A. Corvisier: La Guerre. Essais historiques

Titel
La Guerre. Essais historiques.


Autor(en)
Corvisier, André; Hervé Couteau-Bégarie
Erschienen
Paris 2005: Editions Perrin
Anzahl Seiten
429 p.
Preis
URL
Rezensiert für infoclio.ch und H-Soz-Kult von:
Daniel Palmieri

Sous le titre de La Guerre. Essais historiques, les Editions Perrin ont republié l’année dernière un ouvrage d’André Corvisier, professeur émérite à la Sorbonne, paru dix ans auparavant. Cette nouvelle mouture est agrémentée d’une préface et d’une postface, traitant de la guerre au XXIe siècle, rédigées par Hervé Coutau- Bégarie, professeur à l’Ecole pratique des hautes études.

Notons d’emblée que les possesseurs de l’édition de 1995 s’éviteront des frais supplémentaires, car ce ne sont pas les deux petits textes de Coutau-Bégarie, ni ses conclusions «divinatoires» (Seule certitude, le monde du XXIe siècle risque de n’être guère plus pacifique que celui du siècle précédent – p. 404), pas plus d’ailleurs que le maigre complément bibliographique qui les obligeront à débourser les 23 Euros que coûte l’ouvrage de 2005.
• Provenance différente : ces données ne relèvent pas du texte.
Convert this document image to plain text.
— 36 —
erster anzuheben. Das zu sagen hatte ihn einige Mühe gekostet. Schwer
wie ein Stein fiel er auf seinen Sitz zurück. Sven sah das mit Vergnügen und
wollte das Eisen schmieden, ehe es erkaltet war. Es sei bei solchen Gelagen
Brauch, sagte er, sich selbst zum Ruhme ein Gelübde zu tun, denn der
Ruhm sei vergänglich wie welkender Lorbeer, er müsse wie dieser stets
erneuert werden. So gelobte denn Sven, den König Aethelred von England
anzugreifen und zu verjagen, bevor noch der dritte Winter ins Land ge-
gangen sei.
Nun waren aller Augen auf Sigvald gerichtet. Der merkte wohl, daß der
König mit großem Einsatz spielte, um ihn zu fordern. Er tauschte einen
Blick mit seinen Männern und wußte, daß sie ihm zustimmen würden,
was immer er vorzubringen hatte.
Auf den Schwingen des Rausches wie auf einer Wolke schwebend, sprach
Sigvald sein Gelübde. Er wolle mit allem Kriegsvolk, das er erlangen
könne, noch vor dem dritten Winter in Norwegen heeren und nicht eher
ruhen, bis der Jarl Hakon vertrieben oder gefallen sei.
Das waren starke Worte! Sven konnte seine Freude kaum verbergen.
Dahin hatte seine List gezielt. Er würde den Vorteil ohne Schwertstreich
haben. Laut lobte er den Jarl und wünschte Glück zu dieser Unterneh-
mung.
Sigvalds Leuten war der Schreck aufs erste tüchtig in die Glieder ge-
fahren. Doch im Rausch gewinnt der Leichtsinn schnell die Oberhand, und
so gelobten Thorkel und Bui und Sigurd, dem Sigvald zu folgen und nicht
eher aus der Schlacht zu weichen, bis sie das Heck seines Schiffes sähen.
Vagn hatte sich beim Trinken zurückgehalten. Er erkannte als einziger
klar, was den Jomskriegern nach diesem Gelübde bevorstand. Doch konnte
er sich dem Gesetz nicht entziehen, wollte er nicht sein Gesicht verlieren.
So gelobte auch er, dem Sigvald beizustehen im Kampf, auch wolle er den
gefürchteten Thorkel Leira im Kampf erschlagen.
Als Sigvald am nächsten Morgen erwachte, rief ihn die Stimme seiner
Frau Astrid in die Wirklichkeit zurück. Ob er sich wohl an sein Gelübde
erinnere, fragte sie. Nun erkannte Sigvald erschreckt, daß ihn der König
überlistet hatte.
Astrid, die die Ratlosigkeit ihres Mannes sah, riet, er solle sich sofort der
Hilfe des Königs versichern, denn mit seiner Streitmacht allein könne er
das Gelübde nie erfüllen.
Pour les nouveaux lecteurs en revanche, la décision risque d’être plus difficile. Les nostalgiques de Renouvin et de Duroselle ne pourront que faire immédiatement l’acquisition du livre de Corvisier, car ils y retrouveront avec plaisir une histoire à la «française», constituée de faits et de détails et, ce qui ne gâche rien, fort bien écrite. C’est en effet une somme érudite que nous livre le directeur de L’histoire militaire de France, traversant et retraversant encore le passé pour nous faire découvrir la plus ancienne activité de l’homme, sur (presque) tous les continents et dans toutes les époques. Maîtrisant parfaitement son sujet auquel il a du reste consacré une large partie de sa production scientifique, Corvisier nous présente la guerre dans les relations qu’elle entretient avec la science, la politique, la société, l’Etat ou encore la morale, en autant de chapitres savants qui constituent chacun la base de ces essais et qui démontrent combien la guerre est un phénomène global, sociétal. L’argumentation est complète, peut-être même trop, et ce savoir encyclopédique condensé et éparpillé en quelque 430 pages rend difficilement lisible les intentions et les réflexions propres à l’auteur, et surtout ses conclusions. On s’étonnera d’ailleurs que l’ouvrage, qui s’ouvre sur une introduction à caractère essentiellement lexicographique, ne se termine par aucune conclusion digne de ce nom et à même de refléter l’apport original de la contribution dans le champ toujours plus vaste des études en histoire de la conflictualité.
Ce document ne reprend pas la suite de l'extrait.